Fully illuminated in the headlights, the box girder assembly was covered with vines, moss and general corrosion. Its age was indeterminate, as was its structural integrity.
"Think it can it take our weight?" Mildred asked, trying not to hold her breath.
"Two thousand yards," Krysty announced, intently watching the beeping radar screen.
Ryan shifted into low. "Let's find out."
At a slow creep, Leviathan gently rolled onto the bridge. The struts groaned as the front tires put their full weight on the roadway, and Ryan slowed. When nothing adverse occurred, he started again, moving even more cautiously. A ghostly wind blew over the tank, moaning softly, and as they reached the middle span the steel girders began to sway slightly under their tonnage. Cresting low on the horizon, a silvery moon flooded the valley with unearthly light. Through the windows and blasterports, the companions could see a tiny thread of sparkling blue stretching along the distant valley floor.
"This is a gorge, not a valley," Mildred said, touching her heart. The physician disliked heights, but had no intention of showing her fear.
"How deep do you think it is?" Dean asked, craning to get a better look.
"Thousand feet, or so."
"Spam in can." Jak frowned.
"I beg your pardon?" Doc said curiously.
"It's an old armored cavalry phrase, tank soldiers actually, that precisely covers this situation," Mildred explained, obviously pleased to know something the time traveler didn't. She mashed two palms together in a smack. "Spam in a can."
"How graphic," he said, returning his attention
to the world outside.
"At least there's no way the Ranger can follow us," J.B. stated, removing his fedora and wiping the brim with a handkerchief. "It's too big and too heavy."
"Fifteen hundred," Krysty said, hunched over the screen as if trying to glean additional informaton by sheer force of will.

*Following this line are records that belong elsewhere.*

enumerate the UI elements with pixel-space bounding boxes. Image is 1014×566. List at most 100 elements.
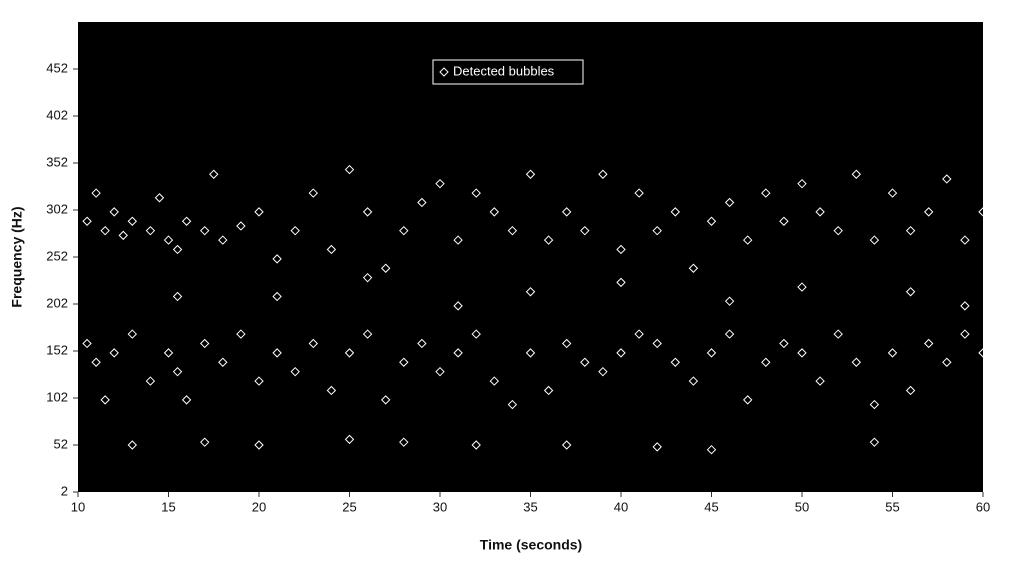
bubble-marker bbox=[236, 221, 246, 231]
x-tick-label: 55 bbox=[885, 499, 899, 514]
y-tick-label: 52 bbox=[54, 436, 68, 451]
x-tick-label: 40 bbox=[614, 499, 628, 514]
x-tick-label: 20 bbox=[252, 499, 266, 514]
bubble-marker bbox=[652, 225, 662, 236]
bubble-marker bbox=[172, 291, 183, 302]
bubble-marker bbox=[507, 225, 518, 236]
bubble-marker bbox=[435, 366, 445, 377]
bubble-marker bbox=[489, 207, 500, 217]
bubble-marker bbox=[471, 329, 481, 339]
bubble-marker bbox=[290, 225, 300, 236]
bubble-marker bbox=[308, 188, 319, 198]
bubble-marker bbox=[254, 376, 264, 386]
bubble-marker bbox=[362, 272, 373, 283]
bubble-marker bbox=[833, 225, 843, 236]
y-tick-label: 402 bbox=[46, 107, 68, 122]
bubble-marker bbox=[199, 437, 210, 447]
bubble-marker bbox=[905, 385, 916, 396]
bubble-marker bbox=[399, 357, 409, 367]
x-tick-label: 25 bbox=[342, 499, 356, 514]
bubble-marker bbox=[362, 329, 373, 339]
bubble-marker bbox=[761, 188, 771, 198]
bubble-marker bbox=[978, 348, 988, 358]
bubble-marker bbox=[236, 329, 246, 339]
bubble-marker bbox=[344, 348, 355, 358]
bubble-marker bbox=[82, 216, 92, 226]
bubble-marker bbox=[471, 440, 481, 450]
bubble-marker bbox=[109, 207, 119, 217]
bubble-marker bbox=[616, 348, 626, 358]
bubble-marker bbox=[670, 357, 681, 367]
bubble-marker bbox=[797, 178, 807, 189]
bubble-marker bbox=[634, 188, 644, 198]
bubble-marker bbox=[489, 376, 500, 386]
bubble-marker bbox=[100, 225, 110, 236]
legend-marker bbox=[439, 67, 449, 77]
bubble-marker bbox=[616, 244, 626, 255]
bubble-marker bbox=[163, 348, 174, 358]
bubble-marker bbox=[507, 399, 518, 410]
bubble-marker bbox=[815, 207, 825, 217]
bubble-marker bbox=[960, 329, 970, 339]
bubble-marker bbox=[127, 216, 138, 226]
bubble-marker bbox=[561, 207, 572, 217]
bubble-marker bbox=[154, 193, 165, 203]
bubble-marker bbox=[905, 287, 916, 297]
bubble-marker bbox=[290, 366, 300, 377]
bubble-marker bbox=[797, 348, 807, 358]
bubble-marker bbox=[652, 338, 662, 349]
bubble-marker bbox=[616, 277, 626, 288]
bubble-marker bbox=[435, 178, 445, 189]
bubble-marker bbox=[254, 207, 264, 217]
bubble-marker bbox=[272, 291, 282, 302]
bubble-marker bbox=[869, 235, 880, 245]
bubble-marker bbox=[218, 357, 228, 367]
bubble-marker bbox=[326, 385, 337, 396]
bubble-marker bbox=[91, 188, 101, 198]
bubble-marker bbox=[851, 357, 862, 367]
y-tick-label: 452 bbox=[46, 60, 68, 75]
bubble-marker bbox=[670, 207, 681, 217]
bubble-marker bbox=[724, 329, 735, 339]
bubble-marker bbox=[742, 235, 753, 245]
bubble-marker bbox=[399, 225, 409, 236]
bubble-marker bbox=[380, 263, 391, 273]
bubble-marker bbox=[399, 437, 409, 447]
y-tick-label: 2 bbox=[61, 483, 68, 498]
bubble-marker bbox=[580, 357, 590, 367]
bubble-marker bbox=[742, 395, 753, 405]
y-tick-label: 302 bbox=[46, 201, 68, 216]
y-axis-title: Frequency (Hz) bbox=[9, 206, 25, 307]
bubble-marker bbox=[199, 338, 210, 349]
bubble-marker bbox=[688, 376, 699, 386]
bubble-marker bbox=[471, 188, 481, 198]
x-tick-label: 45 bbox=[704, 499, 718, 514]
bubble-marker bbox=[344, 164, 355, 175]
bubble-marker bbox=[453, 301, 463, 311]
bubble-marker bbox=[100, 395, 110, 405]
bubble-marker bbox=[145, 225, 156, 236]
bubble-marker bbox=[706, 216, 717, 226]
bubble-marker bbox=[453, 348, 463, 358]
bubble-marker bbox=[851, 169, 862, 179]
bubble-marker bbox=[580, 225, 590, 236]
bubble-marker bbox=[118, 230, 128, 241]
bubble-marker bbox=[923, 207, 934, 217]
bubble-marker bbox=[172, 366, 183, 377]
x-tick-label: 15 bbox=[161, 499, 175, 514]
bubble-marker bbox=[869, 399, 880, 410]
bubble-marker bbox=[598, 169, 608, 179]
x-tick-label: 50 bbox=[795, 499, 809, 514]
bubble-marker bbox=[525, 287, 536, 297]
bubble-marker bbox=[779, 338, 789, 349]
bubble-marker bbox=[887, 188, 898, 198]
legend-box bbox=[432, 59, 584, 85]
bubble-marker bbox=[272, 254, 282, 264]
bubble-marker bbox=[326, 244, 337, 255]
bubble-marker bbox=[942, 357, 952, 367]
bubble-marker bbox=[254, 440, 264, 450]
bubble-marker bbox=[634, 329, 644, 339]
bubble-marker bbox=[127, 440, 138, 450]
bubble-marker bbox=[761, 357, 771, 367]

His hands white-knuckled on the steering wheel, Ryan said nothing, concentrating on not driving them off the side. A lot of the supporting members of the bridge had rusted completely away, and the guardrail was a thing of the past. One wrong move on his part, and they wouldn't have to worry about the Ranger, or anything else, anymore.
As their front wheels reached the other side, everybody sighed in relief.

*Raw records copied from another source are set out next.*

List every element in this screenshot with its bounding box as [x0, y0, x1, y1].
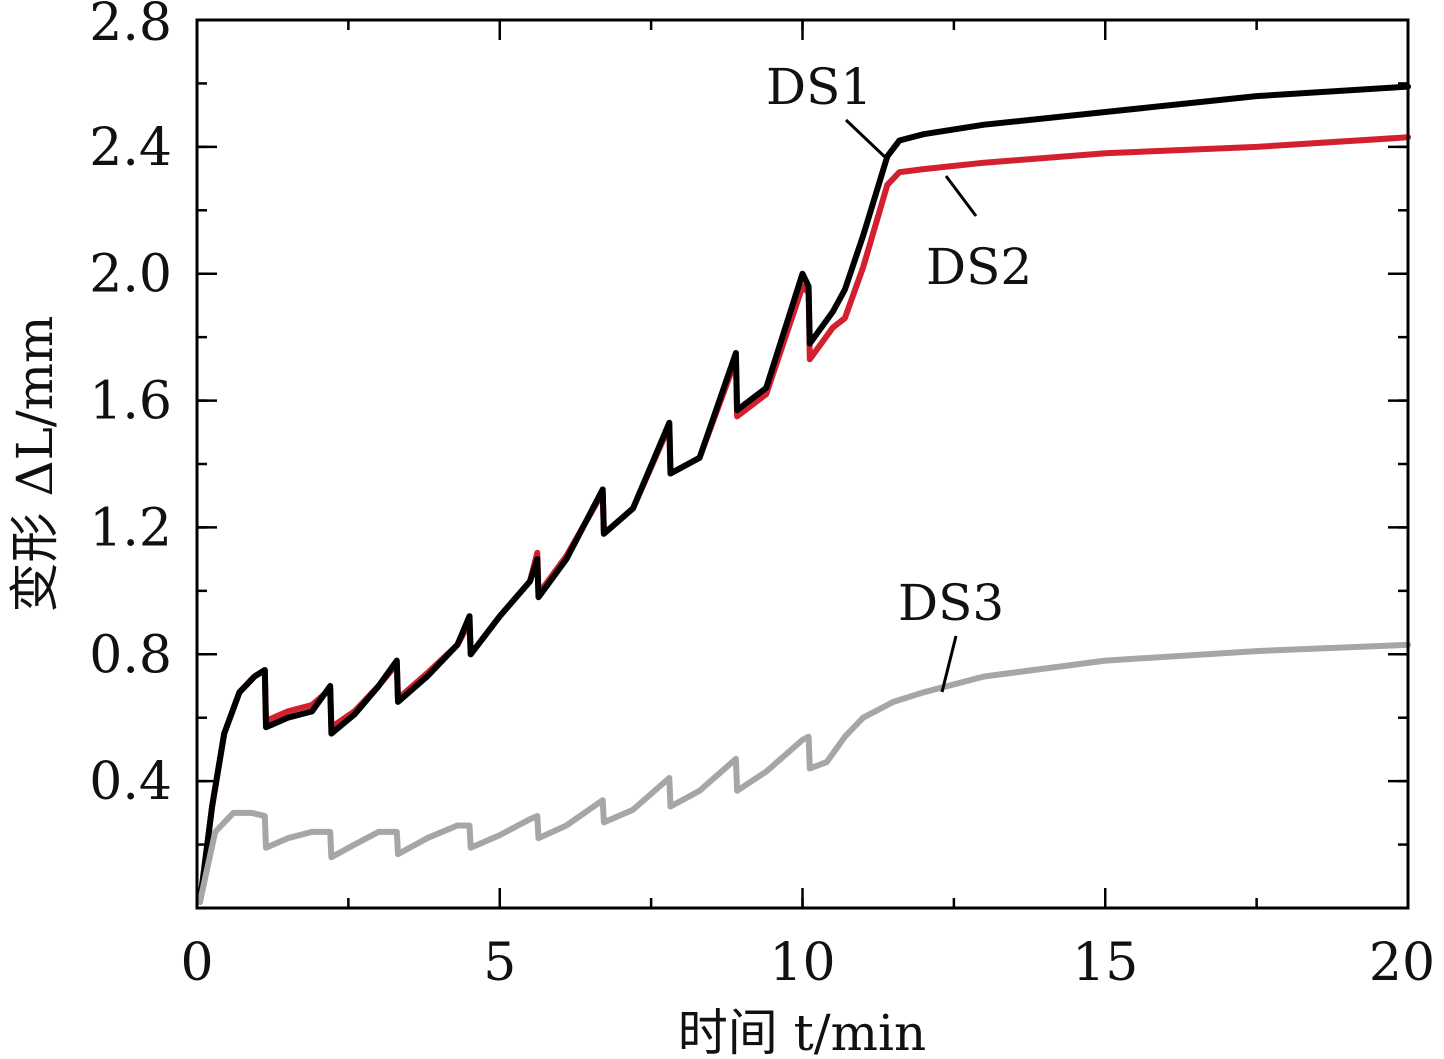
y-tick-label: 2.8: [89, 0, 172, 53]
x-tick-label: 0: [180, 933, 213, 993]
y-axis-title: 变形 ΔL/mm: [6, 316, 64, 613]
ds3-annotation-label: DS3: [898, 574, 1004, 632]
x-tick-labels: 0 5 10 15 20: [180, 933, 1435, 993]
plot-frame: [195, 18, 1410, 910]
major-ticks: [195, 18, 1410, 908]
ds2-leader-line: [944, 175, 978, 217]
y-tick-labels: 0.4 0.8 1.2 1.6 2.0 2.4 2.8: [89, 0, 172, 812]
series-line-ds3: [197, 641, 1411, 905]
series-line-ds2: [197, 134, 1411, 905]
x-tick-label: 5: [483, 933, 516, 993]
series-line-ds1: [197, 83, 1411, 905]
y-tick-label: 1.6: [89, 372, 172, 432]
minor-ticks: [195, 18, 1410, 908]
y-tick-label: 0.8: [89, 625, 172, 685]
ds2-annotation-label: DS2: [926, 238, 1032, 296]
x-axis-title: 时间 t/min: [678, 1004, 926, 1059]
y-tick-label: 0.4: [89, 752, 172, 812]
series-layer: [197, 83, 1411, 905]
ds1-annotation-label: DS1: [766, 58, 872, 116]
ds3-leader-line: [940, 635, 958, 693]
ds1-leader-line: [844, 118, 888, 160]
x-tick-label: 20: [1369, 933, 1435, 993]
x-tick-label: 15: [1072, 933, 1138, 993]
y-tick-label: 1.2: [89, 498, 172, 558]
x-tick-label: 10: [769, 933, 835, 993]
y-tick-label: 2.4: [89, 118, 172, 178]
y-tick-label: 2.0: [89, 245, 172, 305]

"Goodbye, bridge," Doc said, tripping the rear submachine guns.
A stuttering stream of shells peppered the bridge, blowing away chunks of steel and greenery.
"Hold it!" Ryan yelled, brakes squealing. "Stop all firing!"

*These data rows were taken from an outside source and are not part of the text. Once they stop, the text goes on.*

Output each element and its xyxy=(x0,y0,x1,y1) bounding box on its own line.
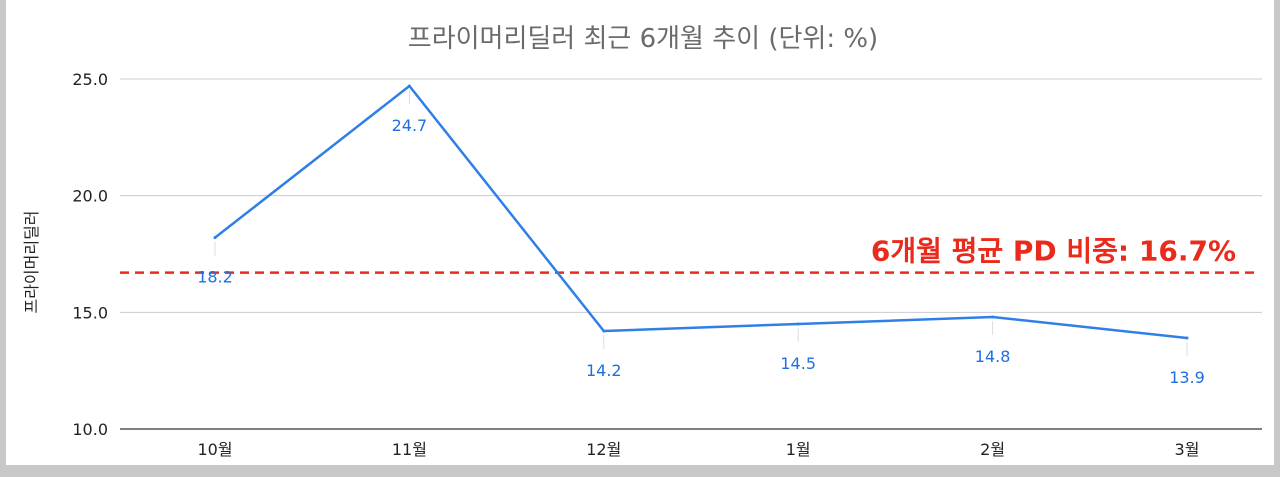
average-line-group: 6개월 평균 PD 비중: 16.7% xyxy=(120,235,1256,274)
chart-title: 프라이머리딜러 최근 6개월 추이 (단위: %) xyxy=(408,24,878,54)
data-labels: 18.2 24.7 14.2 14.5 14.8 13.9 xyxy=(197,90,1205,387)
y-tick-label: 25.0 xyxy=(72,70,108,89)
x-tick-labels: 10월 11월 12월 1월 2월 3월 xyxy=(197,440,1199,459)
data-label: 14.8 xyxy=(975,347,1011,366)
gridlines xyxy=(120,78,1262,430)
y-tick-label: 20.0 xyxy=(72,187,108,206)
data-label: 13.9 xyxy=(1169,368,1205,387)
series-line xyxy=(214,84,1188,340)
data-point xyxy=(991,315,995,319)
data-point xyxy=(796,322,800,326)
data-point xyxy=(213,236,217,240)
chart-frame: 프라이머리딜러 최근 6개월 추이 (단위: %) 프라이머리딜러 10.0 15… xyxy=(6,0,1274,465)
data-point xyxy=(602,329,606,333)
data-point xyxy=(1185,336,1189,340)
data-label: 18.2 xyxy=(197,268,233,287)
data-point xyxy=(407,84,411,88)
x-tick-label: 11월 xyxy=(392,440,427,459)
data-label: 14.5 xyxy=(780,354,816,373)
line-chart: 프라이머리딜러 최근 6개월 추이 (단위: %) 프라이머리딜러 10.0 15… xyxy=(22,24,1262,459)
y-tick-label: 10.0 xyxy=(72,420,108,439)
x-tick-label: 2월 xyxy=(980,440,1005,459)
x-tick-label: 1월 xyxy=(786,440,811,459)
x-tick-label: 3월 xyxy=(1175,440,1200,459)
x-tick-label: 12월 xyxy=(586,440,621,459)
y-tick-labels: 10.0 15.0 20.0 25.0 xyxy=(72,70,108,439)
series-group xyxy=(213,84,1189,340)
data-label: 24.7 xyxy=(392,116,428,135)
x-tick-label: 10월 xyxy=(197,440,232,459)
y-axis-label: 프라이머리딜러 xyxy=(22,210,41,313)
data-label: 14.2 xyxy=(586,361,622,380)
y-tick-label: 15.0 xyxy=(72,303,108,322)
average-label: 6개월 평균 PD 비중: 16.7% xyxy=(871,235,1236,268)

The guns ceased, and Doc turned, wearing a puzzled expression. "What is wrong? Remove the bridge and the Ranger can never follow us."
"Unfortunately we need that bridge intact."
"What for?"
"To leave. This is a dead end."
Abandoning their posts, the companions gathered to look out the front window. Directly ahead was a cul de sac, the road leading into a mountain pass with steeply sloping sides. This once might have been a highway for travelers, but that was aeons ago. Rain and snow had weakened the slopes and the mountainsides had slumped onto the road, dirt and rocks filling in the pass completely.
"That's why they never feared an attack from this direction," Shard said. "Who could make it over such an obstacle?"
"Not us, that's for bastard sure," Ryan stated, checking the side of possible avenues. However, the mountain range rose straight from the gorge. There was no cliff or ledge for them to drive along.
"Don't think we could even make it over that on foot," J.B. commented. "Too smooth. We'd need climbing gear."
Everybody jumped as Krysty triggered the 75 mm rifle. The shell went deep into the earthen mound blocking the road, and the landslide shook from within, nothing more.